Ok, to be fair, I’m brand new to PHP and just trying to piece this together for a friends website. The idea of this code is if a value of 1 is given in the data entry it would return house and so on. But right now, even if it’s a 3 it’s just returning house instead of Mobile Home.  I’ve tried everything I know and googled for ever, but if you don’t know the right language to google, it’s impossible.  I have a feeling this is a simple fix and I just don’t know it.
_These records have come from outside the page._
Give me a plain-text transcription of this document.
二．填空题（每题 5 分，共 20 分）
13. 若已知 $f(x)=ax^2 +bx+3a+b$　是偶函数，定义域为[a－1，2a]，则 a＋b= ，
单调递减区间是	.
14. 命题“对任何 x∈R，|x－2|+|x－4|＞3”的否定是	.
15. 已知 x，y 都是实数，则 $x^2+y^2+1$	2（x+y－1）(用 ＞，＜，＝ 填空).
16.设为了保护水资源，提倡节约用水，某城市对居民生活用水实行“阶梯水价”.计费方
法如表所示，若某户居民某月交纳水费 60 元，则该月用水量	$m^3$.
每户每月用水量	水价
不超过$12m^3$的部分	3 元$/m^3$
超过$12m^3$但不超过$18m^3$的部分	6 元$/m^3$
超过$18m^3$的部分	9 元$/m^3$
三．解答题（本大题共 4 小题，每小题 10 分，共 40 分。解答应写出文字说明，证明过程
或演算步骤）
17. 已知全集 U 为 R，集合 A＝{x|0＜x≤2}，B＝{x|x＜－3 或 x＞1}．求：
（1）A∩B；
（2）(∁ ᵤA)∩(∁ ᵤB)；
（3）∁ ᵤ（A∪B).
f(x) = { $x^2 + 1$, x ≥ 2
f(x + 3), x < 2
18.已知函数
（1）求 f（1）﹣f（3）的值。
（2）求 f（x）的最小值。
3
function property_structure_type ($data){ $data = array("1", "2", "3", "4", "5", "6", "7");
if (in_array("1", $data)) {
    return "House";
}
if (in_array("2", $data)) {
    return "Cabin";
}
if (in_array("3", $data)) {
    return "Mobile Home";
}
if (in_array("4", $data)) {
    return "Apartment";
}
if (in_array("5", $data)) {
    return "Condominium";
}
if (in_array("6", $data)) {
    return "Townhome";
}
if (in_array("7", $data)) {
    return "None";
}

 

[benanamen]

It' simple really. You are providing an array, it matches the 1 and returns back to the caller so the rest of the if's are not processed.

Try this...

<?php declare(strict_types=1);

function property_structure_type ($data)
{
 if (in_array("1", $data)) {
    return "House";
}
if (in_array("2", $data)) {
    return "Cabin";
}
if (in_array("3", $data)) {
    return "Mobile Home";
}
if (in_array("4", $data)) {
    return "Apartment";
}
if (in_array("5", $data)) {
    return "Condominium";
}
if (in_array("6", $data)) {
    return "Townhome";
}
if (in_array("7", $data)) {
    return "None";
}
}

echo property_structure_type ([2]);

 

Edited April 17, 2019 by benanamen

[Barand]

Of course - no matter what value you pass, "1" is in the array so it returns "House". Functions exit as soon as a value is returned.

Perhaps

function property_structure_type ($data)
{
    $types = [ 1 => 'House',
               2 => 'Cabin',
               3 => 'Mobile Home',
               4 => 'Apartment',
               5 => 'Condominium',
               6 => 'Townhome'
             ];
    return isset($types[$data]) ? $types[$data] : 'None';
}

echo property_structure_type(3);    //-> Mobile home

 

[kentonator]

3 hours ago, Barand said:

Of course - no matter what value you pass, "1" is in the array so it returns "House". Functions exit as soon as a value is returned.

Perhaps

function property_structure_type ($data)
{
    $types = [ 1 => 'House',
               2 => 'Cabin',
               3 => 'Mobile Home',
               4 => 'Apartment',
               5 => 'Condominium',
               6 => 'Townhome'
             ];
    return isset($types[$data]) ? $types[$data] : 'None';
}

echo property_structure_type(3);    //-> Mobile home

 

This worked perfectly, thanks a ton!